以安德森「對照幽靈」的觀念為基礎,本篇論文提出「安尼爾的鬼魂」並非專指任何特殊個體或屍體,而是一群錯綜複雜的影像及人物之集合。這些在安尼爾腦海中接續出沒的「鬼魂」,來自於她在斯里蘭卡的童年時光以及在西方世界的成長經驗。根據巴利巴爾對種族主義和國族主義相互關係之研究,本篇論文認為「歸鄉遊子」安尼爾不時處於過去和現在的夾縫之中,受困於斯里蘭卡獨立建國之後所施行的「對內種族主義」及「對外種族主義」之間。因此,她必然受「鬼魂」所侵擾,必得時常見證「對照幽靈」:一種同時近看又遠觀的詭異經驗。
Abstract
Coming from a Dutch-Ceylonese family, educated in Sri Lanka, England, and Canada, Michael Ondaatje develops from his multicultural experiences an interracial and international consciousness that flourishes in his latest novel Anil’s Ghost (2000). Set against the historical background of political upheaval engulfed in Sri Lanka from the mid-1980s to the early 1990s, the novel represents in Ondaatje’s unique artistic way a brutal war against unknown enemies, an authoritarian government under suspicion of murdering its innocent civilians, and a suffering people.
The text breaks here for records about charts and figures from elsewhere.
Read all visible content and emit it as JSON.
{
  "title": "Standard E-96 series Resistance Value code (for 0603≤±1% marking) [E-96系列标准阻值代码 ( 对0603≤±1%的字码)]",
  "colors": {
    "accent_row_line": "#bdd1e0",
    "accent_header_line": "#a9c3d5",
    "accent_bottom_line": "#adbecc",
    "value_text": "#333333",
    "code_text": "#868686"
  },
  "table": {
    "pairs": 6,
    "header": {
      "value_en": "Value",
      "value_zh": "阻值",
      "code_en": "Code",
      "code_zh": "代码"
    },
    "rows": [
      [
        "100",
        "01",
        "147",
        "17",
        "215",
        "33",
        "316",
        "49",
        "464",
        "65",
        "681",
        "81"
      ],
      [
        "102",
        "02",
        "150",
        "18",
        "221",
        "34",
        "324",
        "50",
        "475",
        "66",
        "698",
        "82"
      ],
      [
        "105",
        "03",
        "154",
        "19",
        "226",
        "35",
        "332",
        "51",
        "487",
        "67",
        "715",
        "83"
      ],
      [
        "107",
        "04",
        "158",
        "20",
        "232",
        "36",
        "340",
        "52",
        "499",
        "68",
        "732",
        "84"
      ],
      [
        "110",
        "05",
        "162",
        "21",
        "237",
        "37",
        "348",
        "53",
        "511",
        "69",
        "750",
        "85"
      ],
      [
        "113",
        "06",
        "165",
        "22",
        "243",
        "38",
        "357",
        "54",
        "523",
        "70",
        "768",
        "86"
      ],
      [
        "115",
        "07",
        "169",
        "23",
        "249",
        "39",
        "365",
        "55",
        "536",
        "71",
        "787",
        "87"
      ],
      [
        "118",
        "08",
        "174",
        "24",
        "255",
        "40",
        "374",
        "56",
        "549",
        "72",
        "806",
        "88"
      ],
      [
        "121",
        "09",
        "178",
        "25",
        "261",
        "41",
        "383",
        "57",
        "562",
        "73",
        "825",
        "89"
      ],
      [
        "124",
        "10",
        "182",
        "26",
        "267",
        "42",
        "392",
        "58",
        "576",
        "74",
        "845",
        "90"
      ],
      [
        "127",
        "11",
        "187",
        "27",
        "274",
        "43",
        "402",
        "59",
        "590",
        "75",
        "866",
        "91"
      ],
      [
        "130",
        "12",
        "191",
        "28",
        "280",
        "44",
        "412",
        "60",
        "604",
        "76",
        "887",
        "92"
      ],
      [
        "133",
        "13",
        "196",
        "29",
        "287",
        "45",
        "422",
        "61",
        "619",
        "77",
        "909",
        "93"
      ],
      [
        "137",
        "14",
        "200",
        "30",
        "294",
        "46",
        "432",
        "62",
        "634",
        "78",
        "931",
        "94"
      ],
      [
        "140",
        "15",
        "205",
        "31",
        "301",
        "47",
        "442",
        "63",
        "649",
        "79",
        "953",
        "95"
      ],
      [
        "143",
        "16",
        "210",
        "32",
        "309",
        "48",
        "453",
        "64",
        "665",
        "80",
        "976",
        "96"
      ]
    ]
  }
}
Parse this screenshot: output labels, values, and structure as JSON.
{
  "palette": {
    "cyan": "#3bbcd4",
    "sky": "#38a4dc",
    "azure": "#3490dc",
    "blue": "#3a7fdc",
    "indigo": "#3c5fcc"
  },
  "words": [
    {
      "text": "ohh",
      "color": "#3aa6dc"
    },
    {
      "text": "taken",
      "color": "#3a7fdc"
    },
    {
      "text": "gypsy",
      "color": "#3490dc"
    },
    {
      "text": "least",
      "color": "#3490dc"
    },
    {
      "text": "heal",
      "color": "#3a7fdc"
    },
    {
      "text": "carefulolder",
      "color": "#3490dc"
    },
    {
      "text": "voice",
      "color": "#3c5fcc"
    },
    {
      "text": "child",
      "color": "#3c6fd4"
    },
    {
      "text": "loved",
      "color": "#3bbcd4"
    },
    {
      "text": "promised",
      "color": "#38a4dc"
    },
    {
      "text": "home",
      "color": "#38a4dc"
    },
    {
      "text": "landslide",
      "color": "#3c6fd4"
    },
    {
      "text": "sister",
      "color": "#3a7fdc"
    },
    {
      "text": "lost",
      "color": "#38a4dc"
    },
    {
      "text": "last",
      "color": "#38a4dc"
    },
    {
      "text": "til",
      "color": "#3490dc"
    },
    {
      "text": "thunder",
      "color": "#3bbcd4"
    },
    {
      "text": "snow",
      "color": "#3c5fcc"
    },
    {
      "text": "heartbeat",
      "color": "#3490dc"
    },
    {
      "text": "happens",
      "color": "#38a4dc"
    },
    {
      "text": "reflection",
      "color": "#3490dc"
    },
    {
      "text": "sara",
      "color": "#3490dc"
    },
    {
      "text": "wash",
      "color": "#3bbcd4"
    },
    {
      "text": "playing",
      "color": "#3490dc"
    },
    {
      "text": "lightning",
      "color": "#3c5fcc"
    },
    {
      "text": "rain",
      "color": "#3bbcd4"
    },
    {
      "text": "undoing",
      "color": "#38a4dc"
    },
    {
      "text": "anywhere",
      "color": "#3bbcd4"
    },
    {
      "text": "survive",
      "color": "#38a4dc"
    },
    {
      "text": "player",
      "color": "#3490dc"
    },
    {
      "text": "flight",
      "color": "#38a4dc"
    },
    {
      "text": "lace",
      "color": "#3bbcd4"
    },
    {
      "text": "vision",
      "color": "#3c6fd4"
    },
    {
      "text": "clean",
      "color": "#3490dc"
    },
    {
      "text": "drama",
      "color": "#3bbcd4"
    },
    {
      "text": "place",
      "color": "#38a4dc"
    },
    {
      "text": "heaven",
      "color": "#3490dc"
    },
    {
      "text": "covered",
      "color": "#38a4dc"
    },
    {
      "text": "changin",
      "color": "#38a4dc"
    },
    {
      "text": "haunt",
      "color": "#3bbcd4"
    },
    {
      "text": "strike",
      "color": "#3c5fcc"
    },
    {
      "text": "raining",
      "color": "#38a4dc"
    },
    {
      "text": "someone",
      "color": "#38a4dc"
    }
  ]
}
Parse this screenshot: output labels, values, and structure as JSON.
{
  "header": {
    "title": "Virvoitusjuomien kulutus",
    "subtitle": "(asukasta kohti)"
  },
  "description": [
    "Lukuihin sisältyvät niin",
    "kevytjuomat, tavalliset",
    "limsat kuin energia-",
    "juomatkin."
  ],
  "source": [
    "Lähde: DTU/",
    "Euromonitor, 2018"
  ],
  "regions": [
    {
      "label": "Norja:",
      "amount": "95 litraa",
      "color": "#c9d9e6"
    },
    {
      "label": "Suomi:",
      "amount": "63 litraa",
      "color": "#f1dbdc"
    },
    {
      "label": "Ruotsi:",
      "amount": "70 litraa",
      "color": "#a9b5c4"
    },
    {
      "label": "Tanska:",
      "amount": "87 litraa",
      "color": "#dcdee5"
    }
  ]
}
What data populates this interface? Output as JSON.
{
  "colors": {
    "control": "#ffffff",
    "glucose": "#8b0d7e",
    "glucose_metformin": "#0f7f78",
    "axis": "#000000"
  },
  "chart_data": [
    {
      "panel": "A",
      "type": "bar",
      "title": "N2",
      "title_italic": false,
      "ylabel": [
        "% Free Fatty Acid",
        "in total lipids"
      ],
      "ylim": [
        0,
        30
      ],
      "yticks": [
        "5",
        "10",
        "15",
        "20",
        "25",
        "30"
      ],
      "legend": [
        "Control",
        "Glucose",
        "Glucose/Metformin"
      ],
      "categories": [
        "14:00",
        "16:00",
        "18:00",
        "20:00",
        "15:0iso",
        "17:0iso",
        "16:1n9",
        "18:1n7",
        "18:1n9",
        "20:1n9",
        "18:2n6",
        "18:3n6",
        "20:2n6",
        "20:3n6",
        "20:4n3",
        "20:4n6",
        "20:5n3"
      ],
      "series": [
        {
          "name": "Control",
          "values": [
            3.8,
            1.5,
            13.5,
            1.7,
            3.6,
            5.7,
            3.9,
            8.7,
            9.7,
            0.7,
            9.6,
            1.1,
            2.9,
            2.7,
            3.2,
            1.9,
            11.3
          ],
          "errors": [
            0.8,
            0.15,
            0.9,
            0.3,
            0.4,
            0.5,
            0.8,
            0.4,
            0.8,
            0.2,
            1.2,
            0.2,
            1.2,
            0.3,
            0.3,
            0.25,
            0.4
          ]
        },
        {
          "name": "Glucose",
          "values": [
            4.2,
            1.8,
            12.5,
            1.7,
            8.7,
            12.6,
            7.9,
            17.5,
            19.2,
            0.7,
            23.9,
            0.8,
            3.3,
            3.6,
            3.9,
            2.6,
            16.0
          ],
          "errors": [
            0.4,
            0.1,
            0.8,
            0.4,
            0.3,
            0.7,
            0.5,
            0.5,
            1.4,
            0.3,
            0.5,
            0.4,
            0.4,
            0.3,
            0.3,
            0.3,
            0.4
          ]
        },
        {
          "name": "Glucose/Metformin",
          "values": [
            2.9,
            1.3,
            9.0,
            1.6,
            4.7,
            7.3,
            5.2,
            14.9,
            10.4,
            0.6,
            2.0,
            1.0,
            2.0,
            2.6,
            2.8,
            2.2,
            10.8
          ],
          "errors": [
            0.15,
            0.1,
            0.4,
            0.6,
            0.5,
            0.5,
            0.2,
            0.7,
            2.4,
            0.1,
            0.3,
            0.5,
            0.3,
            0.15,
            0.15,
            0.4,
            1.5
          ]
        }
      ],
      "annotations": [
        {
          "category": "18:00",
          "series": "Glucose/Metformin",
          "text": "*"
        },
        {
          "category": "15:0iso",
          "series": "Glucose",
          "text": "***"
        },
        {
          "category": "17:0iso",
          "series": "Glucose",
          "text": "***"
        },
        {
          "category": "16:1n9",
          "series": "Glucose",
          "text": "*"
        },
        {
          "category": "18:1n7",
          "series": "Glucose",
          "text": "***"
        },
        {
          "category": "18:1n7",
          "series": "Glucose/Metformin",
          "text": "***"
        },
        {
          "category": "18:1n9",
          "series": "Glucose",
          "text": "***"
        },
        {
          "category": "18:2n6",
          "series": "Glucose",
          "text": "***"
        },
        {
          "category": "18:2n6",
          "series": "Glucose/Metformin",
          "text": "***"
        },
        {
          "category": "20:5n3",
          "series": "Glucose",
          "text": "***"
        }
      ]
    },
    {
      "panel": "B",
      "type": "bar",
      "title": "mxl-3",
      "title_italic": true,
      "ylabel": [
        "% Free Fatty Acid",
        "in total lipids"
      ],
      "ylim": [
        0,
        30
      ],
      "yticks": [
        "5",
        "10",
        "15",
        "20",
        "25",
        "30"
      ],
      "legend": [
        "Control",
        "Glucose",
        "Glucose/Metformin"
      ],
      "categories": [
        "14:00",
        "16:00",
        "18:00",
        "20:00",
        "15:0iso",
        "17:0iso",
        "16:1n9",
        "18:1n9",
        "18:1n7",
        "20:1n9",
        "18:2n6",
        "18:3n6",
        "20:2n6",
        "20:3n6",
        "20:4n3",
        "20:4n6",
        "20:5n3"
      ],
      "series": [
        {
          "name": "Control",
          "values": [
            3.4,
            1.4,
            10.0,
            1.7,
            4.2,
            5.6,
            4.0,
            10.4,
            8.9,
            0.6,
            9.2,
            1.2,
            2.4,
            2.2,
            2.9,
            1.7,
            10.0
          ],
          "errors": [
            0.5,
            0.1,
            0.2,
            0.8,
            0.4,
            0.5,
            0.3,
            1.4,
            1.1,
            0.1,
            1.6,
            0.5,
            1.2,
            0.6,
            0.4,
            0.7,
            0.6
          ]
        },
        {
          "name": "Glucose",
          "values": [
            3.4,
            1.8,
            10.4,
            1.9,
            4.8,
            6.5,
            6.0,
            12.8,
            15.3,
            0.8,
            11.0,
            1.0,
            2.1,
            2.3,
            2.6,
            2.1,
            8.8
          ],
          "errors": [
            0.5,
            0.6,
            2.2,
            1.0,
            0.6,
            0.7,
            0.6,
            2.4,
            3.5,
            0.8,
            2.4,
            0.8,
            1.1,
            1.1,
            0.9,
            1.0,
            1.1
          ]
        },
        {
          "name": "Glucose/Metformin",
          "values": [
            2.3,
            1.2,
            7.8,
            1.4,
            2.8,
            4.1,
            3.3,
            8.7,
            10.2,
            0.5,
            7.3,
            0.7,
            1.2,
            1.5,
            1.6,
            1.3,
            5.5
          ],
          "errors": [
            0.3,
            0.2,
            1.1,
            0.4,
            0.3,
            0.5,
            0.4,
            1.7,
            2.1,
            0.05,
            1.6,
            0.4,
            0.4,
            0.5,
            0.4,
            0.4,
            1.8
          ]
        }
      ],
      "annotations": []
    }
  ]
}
Tracing back to the specific social and historical context of the novel, this thesis begins by outlining the general history of the colonial past and by mapping the ongoing process of decolonization in Sri Lanka. With specific reference to the colonial imprint of racial categorization and social discrimination on the island, this thesis reads the current civil war as a continuation of the previous conflicts among fictive ethnicities and racial communities.
In the light of Benedict Anderson’s insightful observation on the spectre of comparisons, this thesis proposes that “Anil’s Ghost” is not a fixed entity or a particular dead person but a complex assemblage of haunting images and memorable figures that surface one after one from Anil’s childhood memory in Sri Lanka and adulthood experience in the west. With respect to Etienne Balibar’s studies on the relations between racism and nationalism, this thesis argues that “the prodigal” Anil has constantly been caught between the past and the present, between the internal racism and the external racism in the nation formation of the post-independence Sri Lanka. Consequently, she is inevitably haunted by the Ghost, that is, the spectre of comparisons—the “strange experience” of simultaneously seeing things “close up and from afar.”